Auch das zeitnahe Reagieren auf die Glocke (39,2 Prozent), das zeitgerechte Verabreichen von Medikamenten (27,6 Prozent) und das Messen von Vitalparametern (26,5 Prozent) bleibt öfter auf der Strecke.

Personalmangel und Zeitnot

Ein Grund für MNC ist laut den Autorinnen Personalmangel: Nur 3,6 Prozent gaben an, in den vergangenen drei Monaten immer angemessen besetzt gewesen zu sein. Auch Zeitnot und Schwierigkeiten in der Zusammenarbeit führten zu schlechterer Pflege.

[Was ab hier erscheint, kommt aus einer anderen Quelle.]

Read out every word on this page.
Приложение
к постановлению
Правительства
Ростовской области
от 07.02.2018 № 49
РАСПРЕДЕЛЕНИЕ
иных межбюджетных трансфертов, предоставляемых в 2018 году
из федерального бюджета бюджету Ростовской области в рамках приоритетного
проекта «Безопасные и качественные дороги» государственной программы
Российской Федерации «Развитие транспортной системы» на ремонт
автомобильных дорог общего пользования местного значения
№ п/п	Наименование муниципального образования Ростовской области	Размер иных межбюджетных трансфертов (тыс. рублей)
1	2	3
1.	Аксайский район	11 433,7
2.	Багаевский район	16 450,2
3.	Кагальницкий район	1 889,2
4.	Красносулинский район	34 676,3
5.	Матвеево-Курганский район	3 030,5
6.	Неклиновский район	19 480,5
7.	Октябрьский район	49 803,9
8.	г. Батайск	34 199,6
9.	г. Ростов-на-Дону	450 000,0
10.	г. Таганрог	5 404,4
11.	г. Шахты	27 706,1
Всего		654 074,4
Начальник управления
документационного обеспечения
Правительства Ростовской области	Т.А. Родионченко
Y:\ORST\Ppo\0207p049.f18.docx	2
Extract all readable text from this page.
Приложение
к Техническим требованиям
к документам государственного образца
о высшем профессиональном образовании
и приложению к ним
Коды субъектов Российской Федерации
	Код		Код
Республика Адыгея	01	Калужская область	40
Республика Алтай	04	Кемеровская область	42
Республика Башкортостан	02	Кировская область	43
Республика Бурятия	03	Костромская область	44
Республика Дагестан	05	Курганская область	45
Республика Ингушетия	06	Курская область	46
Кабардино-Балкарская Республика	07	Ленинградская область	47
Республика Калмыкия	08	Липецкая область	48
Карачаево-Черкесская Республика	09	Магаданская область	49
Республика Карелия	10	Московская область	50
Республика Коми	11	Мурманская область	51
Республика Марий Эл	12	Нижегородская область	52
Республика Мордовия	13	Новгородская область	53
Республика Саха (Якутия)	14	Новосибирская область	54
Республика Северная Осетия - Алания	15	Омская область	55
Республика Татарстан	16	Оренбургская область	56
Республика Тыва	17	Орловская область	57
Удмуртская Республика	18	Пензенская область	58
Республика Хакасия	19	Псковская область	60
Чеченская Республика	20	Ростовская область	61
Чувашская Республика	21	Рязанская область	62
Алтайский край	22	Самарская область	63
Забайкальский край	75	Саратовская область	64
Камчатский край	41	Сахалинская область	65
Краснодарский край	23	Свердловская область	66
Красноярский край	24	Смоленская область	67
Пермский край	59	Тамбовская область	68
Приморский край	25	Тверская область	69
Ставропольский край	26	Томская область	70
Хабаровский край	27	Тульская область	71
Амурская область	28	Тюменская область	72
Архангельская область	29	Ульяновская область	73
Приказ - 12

Während das Personal unzufrieden ist und zu fast drei Vierteln daran denkt, den Beruf zu verlassen, führe MNC laut internationalen Studien auch zu höheren Sterberaten, betonte Cartaxo. Durch die Defizite bei der Pflege gebe es etwa mehr Infektionen, Stürze, Wundliegen und postoperative Komplikationen.

Was die Personalsituation betrifft, würden laut Elisabeth Potzmann, Präsidentin des Österreichischen Gesundheits- und Krankenpflegeverbands (ÖGKV), derzeit 7.800 Köpfe fehlen. Das Verhältnis Pfleger zu Patient liegt in Österreich tagsüber bei 1:15 und nachts bei 1:22 – und sei damit deutlich höher als im internationalen Vergleich, führte Cartaxo aus.

„Mehr als bloßes Tun und Machen“

Allein mit mehr Arbeitskräften werde das Problem jedoch nicht gelöst. „Pflege ist mehr als bloßes Tun und Machen, sondern geht über Beziehungen und Kommunikation“, unterstrich Potzmann. Aufgrund der immer komplizierteren Behandlungsmethoden sei mehr Qualität, sprich gehobenes Personal, gefragt. Die Ausbildungsoffensive sei gut und richtig, aber man müsse auch die Qualität stärken. Entsprechend kritisch sieht sie die Pflegelehre.

Ein weiterer möglicher Weg sei es, die Krankenhausbetten in Österreich zu reduzieren, was aber nur dann Sinn habe, wenn es genügend Alternativen, etwa in der Primär- und Nachversorgung, gebe, sagte Mayer. Das erfordere aber eine umfassende Reform des Gesundheitssystems.